Mohon tunggu...
Momon Sudarma
Momon Sudarma Mohon Tunggu... Guru - Penggiat Geografi Manusia

Tenaga Pendidik

Selanjutnya

Tutup

Diary Pilihan

Jangan-jangan, Derita adalah Kesabaran yang Salah Tempat!

2 Mei 2024   04:44 Diperbarui: 2 Mei 2024   05:19 109
+
Laporkan Konten
Laporkan Akun
Kompasiana adalah platform blog. Konten ini menjadi tanggung jawab bloger dan tidak mewakili pandangan redaksi Kompas.
Lihat foto
Menunggu Pesanan (sumber : pribadi, bing.com) 

Entahlah, apakah karena salah waktu, atau karena baru pertama kali ke lokasi makan hari ini. Menurut pengalamanku, kejadian hari ini, kurang begitu menyenangkan, atau tidak memberikan kepuasan yang sempurna.
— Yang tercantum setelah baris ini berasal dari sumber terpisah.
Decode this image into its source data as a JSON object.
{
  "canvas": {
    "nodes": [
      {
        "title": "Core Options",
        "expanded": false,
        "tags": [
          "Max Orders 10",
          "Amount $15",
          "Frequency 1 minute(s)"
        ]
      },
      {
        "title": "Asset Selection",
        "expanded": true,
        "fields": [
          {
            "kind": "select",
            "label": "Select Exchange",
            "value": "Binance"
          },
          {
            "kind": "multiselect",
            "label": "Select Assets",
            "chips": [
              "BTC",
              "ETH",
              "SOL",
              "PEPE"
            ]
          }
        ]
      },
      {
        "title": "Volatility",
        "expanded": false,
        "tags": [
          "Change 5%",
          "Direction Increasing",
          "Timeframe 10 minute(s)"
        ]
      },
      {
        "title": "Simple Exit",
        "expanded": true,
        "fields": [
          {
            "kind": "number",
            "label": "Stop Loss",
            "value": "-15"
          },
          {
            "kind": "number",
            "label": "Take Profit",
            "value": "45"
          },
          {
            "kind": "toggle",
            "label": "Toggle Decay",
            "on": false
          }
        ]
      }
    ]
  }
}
Ya. Hari itu, sebut saja, bersamaan dengan hari buruh internasional. Bersama keluarga, berkesempatan untuk mencoba makan di sebuah rumah makan. Lokasinya tidak jauh dari tempat tinggal. Di sekitaran Bandung. Akomodasi bisa dijangkau dengan ragam cara. Naik roda empat bisa, angkutan umum bisa, roda dua bisa, bahkan, mungkin dengan jalan kaki juga bisa walau dengan memakan waktu yang cukup lama. Ya, maksudnya, untuk daya jangkau kendaraan ke lokasi tersebut, tidak sulit dan menyulitkan. Pokoknya, begitulah ceritanya.

Datang sekitar pukul 12.30-an. Waktu yang ideal untuk makan siang. Sekeluarga berangkat, selepas melaksanakan shalat dzuhur di rumah, dan kemudian langsung berangkat. Seperti biasanya, dan seperti dugaan istri, bahwa di lokasi makan itu, akan terjadi antrian. Dugaan itu pun, terjadi duga. Antri. Bila diukur dengan satuan panjang, mungkin sampai 5- 7 meter dari titik kasier. Ukuran serupa itu, menurut kisah mereka tidak terlampau panjang dibanding dengan hari-hari sebelumnya, yang biasa sangat-sangat mengular ke arena parkiran.

Saya sendiri kebagian tugas mengawasi dan mengajak bermain anakku yang paling kecil, sambil mencari-cari lokasi tempat duduk yang memungkinkan. Sementara istri dan anak cowokku, ada yang ikutan antri untuk memastikan pesanan bisa disampaikan kepada pihak penjual jasa tersebut.

Sangat beruntung. Untuk hal yang satu ini, perlu disampaikan demikian. Di samping antrian ada tempat duduk antrian. Ada beberapa kursi yang kosong, sehingga anakku yang paling kecil, bisa menempatinya. Sembari menunggu antrian pesanan, kami duduk-duduk di sana. Cukup lama. Bisa dihitung sekitar 15 menitan di sana.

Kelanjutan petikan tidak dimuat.